I've found that when I’m on more of a plant-based diet, I have a lot more energy, so I try to stick to plants, vegetables, and fruits. I live on the ocean so I eat a lot of fish too.
But in this sport, because of the volume of training, you have to eat volume and that’s just how it is. Sometimes it's really hard for me to eat enough.
Ryan Kempson On Recovery
SR: What does your recovery protocol look like?
RK: I have specialists that I work with for hands-on work, but I also do a lot of work in deep water with a flotation belt. The method I use is called The Burdenko Method, founded by Dr. Igor Burdenko.
You wear a flotation belt in the pool, and most of the exercises are vertical, but it's not your typical aqua jogging. It’s a lot of movements for mobility where you just move freely in the water. The main benefit is that you're de-loading the body because there's no gravity on it. Also, the pool has what you call hydrostatic pressure, so it’s the same concept as compression, except the deeper in the pool you go, the greater the pressure is. Think of it like a natural gradient compression system for the circulatory system. De-loading and the pressure really helps speed up the recovery process.
Ryan Kempson On Mental Strength
SR: How do you strengthen your mind to prepare for races?

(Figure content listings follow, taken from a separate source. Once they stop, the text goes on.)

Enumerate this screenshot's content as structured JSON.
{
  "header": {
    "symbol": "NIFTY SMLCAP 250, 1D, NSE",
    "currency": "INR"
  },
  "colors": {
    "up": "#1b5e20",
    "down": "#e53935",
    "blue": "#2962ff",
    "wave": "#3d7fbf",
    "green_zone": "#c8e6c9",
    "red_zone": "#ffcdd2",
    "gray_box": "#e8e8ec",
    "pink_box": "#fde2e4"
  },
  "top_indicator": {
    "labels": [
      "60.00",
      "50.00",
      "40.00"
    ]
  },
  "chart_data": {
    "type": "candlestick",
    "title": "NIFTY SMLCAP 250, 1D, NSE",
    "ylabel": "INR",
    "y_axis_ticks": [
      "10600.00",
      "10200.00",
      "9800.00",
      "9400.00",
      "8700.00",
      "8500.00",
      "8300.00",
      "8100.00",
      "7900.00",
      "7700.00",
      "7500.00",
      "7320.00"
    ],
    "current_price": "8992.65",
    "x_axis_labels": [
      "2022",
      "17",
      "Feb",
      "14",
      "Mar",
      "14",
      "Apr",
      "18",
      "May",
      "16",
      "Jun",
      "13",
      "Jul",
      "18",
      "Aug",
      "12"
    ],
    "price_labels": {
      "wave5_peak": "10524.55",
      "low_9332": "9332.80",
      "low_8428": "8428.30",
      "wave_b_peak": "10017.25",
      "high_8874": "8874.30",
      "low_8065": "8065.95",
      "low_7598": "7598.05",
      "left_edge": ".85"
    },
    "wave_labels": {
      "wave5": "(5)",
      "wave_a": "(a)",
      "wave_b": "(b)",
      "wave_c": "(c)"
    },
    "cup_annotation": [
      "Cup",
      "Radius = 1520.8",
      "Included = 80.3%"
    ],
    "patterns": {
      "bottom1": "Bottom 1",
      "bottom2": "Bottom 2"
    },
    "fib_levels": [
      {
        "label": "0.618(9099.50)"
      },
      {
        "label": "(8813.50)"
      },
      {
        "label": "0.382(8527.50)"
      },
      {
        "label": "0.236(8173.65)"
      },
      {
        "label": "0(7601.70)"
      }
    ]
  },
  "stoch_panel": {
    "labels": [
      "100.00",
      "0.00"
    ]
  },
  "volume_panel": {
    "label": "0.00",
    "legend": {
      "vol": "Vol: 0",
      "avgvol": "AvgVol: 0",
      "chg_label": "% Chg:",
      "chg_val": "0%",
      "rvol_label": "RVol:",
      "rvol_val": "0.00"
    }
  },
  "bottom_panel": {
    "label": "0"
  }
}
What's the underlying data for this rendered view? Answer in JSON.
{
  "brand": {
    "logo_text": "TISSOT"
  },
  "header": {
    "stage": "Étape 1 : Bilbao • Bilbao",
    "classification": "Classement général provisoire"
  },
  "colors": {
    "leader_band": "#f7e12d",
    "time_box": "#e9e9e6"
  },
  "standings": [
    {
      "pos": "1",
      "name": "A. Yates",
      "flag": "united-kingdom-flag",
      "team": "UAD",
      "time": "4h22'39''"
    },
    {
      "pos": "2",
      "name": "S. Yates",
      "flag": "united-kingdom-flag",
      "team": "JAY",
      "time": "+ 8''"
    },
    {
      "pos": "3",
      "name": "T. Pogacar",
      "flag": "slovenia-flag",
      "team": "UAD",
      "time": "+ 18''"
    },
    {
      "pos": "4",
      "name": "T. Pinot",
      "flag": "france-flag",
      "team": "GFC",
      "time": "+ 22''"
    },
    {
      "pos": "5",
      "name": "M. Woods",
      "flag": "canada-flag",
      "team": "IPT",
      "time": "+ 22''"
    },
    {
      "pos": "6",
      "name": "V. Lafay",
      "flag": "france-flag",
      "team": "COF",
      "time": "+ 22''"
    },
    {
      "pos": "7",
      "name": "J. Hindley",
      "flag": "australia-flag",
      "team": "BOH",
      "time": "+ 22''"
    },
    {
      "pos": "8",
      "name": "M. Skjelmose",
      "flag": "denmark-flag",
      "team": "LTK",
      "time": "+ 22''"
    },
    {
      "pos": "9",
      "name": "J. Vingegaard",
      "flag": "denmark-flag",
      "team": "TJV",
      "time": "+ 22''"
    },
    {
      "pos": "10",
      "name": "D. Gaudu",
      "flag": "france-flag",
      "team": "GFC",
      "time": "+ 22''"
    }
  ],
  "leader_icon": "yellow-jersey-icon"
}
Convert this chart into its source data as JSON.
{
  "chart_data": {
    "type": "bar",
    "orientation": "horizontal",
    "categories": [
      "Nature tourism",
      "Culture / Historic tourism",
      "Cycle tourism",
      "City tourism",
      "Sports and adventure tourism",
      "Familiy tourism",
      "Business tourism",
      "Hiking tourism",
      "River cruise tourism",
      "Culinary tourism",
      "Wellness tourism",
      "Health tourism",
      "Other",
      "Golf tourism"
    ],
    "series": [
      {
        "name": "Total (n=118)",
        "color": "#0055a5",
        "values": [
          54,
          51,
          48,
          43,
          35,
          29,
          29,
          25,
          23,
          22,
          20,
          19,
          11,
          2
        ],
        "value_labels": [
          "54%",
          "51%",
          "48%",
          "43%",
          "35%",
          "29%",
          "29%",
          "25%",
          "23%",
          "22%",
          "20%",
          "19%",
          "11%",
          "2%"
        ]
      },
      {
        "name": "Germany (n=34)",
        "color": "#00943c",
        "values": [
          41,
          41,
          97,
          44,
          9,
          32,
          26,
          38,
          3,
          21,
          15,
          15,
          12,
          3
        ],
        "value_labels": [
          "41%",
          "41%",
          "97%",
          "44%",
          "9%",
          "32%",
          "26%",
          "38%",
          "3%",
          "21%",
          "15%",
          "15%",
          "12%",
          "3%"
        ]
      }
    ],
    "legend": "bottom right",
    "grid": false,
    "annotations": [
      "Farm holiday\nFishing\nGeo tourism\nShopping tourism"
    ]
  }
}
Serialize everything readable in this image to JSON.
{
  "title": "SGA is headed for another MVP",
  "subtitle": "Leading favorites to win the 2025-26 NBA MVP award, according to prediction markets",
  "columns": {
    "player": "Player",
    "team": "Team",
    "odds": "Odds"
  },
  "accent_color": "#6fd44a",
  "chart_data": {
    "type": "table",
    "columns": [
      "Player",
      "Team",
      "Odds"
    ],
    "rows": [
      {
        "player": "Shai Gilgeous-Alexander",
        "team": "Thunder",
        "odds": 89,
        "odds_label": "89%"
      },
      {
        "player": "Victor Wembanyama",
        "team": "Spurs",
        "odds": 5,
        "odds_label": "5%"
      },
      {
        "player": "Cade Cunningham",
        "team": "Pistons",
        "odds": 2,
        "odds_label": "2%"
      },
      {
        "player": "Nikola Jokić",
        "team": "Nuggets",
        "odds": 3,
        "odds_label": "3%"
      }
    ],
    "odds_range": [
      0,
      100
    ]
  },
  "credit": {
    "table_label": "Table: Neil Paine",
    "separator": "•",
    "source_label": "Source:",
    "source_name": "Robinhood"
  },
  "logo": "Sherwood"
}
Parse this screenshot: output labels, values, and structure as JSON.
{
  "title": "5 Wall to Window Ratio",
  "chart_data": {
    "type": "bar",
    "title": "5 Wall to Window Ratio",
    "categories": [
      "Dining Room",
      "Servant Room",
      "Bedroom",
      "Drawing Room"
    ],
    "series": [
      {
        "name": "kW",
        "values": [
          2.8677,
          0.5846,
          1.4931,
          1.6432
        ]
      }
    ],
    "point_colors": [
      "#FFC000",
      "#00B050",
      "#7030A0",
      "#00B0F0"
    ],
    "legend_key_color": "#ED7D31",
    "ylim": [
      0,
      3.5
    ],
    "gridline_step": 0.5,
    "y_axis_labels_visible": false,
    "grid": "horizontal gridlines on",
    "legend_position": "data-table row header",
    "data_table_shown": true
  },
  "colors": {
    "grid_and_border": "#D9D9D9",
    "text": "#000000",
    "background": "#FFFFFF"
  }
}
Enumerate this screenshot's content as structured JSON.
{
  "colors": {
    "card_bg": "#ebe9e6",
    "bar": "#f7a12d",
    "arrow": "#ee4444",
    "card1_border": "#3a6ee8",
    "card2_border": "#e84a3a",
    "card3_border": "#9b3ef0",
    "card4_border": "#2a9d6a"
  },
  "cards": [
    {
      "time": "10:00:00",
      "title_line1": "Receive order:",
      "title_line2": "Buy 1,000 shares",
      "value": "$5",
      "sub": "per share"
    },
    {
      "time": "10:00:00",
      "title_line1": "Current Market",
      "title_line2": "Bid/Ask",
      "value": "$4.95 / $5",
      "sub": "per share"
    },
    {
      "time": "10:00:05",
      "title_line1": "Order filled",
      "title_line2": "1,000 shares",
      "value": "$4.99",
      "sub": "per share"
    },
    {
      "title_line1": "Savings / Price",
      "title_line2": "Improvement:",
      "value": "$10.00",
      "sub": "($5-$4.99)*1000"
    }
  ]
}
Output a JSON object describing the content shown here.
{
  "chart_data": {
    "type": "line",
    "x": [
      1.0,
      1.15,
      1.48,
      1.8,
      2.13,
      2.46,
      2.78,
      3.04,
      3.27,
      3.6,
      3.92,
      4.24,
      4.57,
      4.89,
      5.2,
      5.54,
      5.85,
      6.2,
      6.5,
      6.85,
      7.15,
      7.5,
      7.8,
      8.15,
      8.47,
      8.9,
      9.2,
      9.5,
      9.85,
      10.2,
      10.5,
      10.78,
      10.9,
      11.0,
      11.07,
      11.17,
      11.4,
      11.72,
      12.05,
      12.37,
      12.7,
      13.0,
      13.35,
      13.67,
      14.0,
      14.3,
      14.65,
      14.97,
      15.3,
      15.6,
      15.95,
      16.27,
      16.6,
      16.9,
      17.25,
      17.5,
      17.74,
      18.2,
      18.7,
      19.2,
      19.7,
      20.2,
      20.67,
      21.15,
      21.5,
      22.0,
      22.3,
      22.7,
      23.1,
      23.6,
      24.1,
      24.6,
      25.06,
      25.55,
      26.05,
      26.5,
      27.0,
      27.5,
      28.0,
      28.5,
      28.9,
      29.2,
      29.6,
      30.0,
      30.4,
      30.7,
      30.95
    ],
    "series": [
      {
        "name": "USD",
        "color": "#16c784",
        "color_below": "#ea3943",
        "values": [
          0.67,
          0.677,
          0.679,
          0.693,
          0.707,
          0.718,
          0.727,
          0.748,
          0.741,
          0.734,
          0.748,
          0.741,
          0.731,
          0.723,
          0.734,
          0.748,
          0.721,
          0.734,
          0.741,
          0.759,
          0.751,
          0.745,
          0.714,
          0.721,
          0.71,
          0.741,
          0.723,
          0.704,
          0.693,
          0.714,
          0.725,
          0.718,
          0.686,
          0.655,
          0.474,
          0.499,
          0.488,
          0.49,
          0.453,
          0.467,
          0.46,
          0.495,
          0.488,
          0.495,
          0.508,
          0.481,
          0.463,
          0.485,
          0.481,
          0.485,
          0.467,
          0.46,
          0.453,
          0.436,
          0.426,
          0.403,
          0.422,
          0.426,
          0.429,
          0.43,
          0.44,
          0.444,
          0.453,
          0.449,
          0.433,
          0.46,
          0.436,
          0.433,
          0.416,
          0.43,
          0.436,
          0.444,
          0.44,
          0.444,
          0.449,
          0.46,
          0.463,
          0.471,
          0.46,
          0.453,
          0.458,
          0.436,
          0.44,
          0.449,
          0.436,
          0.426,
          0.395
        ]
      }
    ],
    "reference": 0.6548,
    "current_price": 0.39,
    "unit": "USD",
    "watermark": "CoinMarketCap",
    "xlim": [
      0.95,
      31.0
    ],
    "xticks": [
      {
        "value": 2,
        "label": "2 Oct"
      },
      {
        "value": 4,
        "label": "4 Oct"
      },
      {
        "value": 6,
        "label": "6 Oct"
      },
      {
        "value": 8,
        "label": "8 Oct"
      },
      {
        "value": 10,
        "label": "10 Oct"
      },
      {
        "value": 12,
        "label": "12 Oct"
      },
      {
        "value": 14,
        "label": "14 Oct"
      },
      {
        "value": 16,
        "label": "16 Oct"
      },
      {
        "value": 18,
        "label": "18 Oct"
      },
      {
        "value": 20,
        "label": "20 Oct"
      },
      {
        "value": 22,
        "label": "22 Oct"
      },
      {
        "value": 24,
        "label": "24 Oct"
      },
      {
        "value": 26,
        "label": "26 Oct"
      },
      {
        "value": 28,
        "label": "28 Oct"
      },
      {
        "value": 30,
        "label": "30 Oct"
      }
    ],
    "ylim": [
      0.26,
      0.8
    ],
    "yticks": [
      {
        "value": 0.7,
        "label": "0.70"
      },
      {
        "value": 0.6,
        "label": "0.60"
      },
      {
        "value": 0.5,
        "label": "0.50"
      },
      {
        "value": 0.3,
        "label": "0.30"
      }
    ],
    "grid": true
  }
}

RK: I learned visualization techniques during football in high school by studying a lot of film. I was on a football field on defense trying to diagnose plays, and little things happen in a split second, and you learn to identify and recognize them.
When it comes to a race, I have a game plan, I know what I'm capable of, and I have a strategy. You have to adjust, but I go through the different scenarios in my head so that when they come out in a race, I’m ready to handle them. To me, the point of visualization isn't so that you can consciously make decisions while competing, it's so you can unconsciously make decisions. They just become natural, and I really believe in that.
I also do a lot of hot Bikram yoga, which is an hour and a half in a very hot room with very high humidity. You're uncomfortable for an hour and a half, so that helps translate to whether you're racing in heat or cold, but it's about focusing on you and yourself and the task while you're forced to breathe through your nose for the hour and a half.
Any type of mental training or visualization links back to meditation and controlling your breathing. And when it comes to racing, that pain we endure, and uncomfortableness, whether it's heat, cold, stress, sleet, it's easier because you're used to enduring that pain.
SR: How do you push through tough days?
RK: I always listen to my body, so I try not to push too hard, but to stay with that grind, I think about what I want to accomplish. A lot of people enjoy the journey of training and preparing for something, then they celebrate that at a race. I might be a little bit darker in the sense that I don't always enjoy the training or racing. It’s painful, but I love the outcome. It sucks the whole time running up a mountain, but when you get to the top, and look back at what you accomplished, after doing everything you could to get to that goal, there's no better feeling to me than that.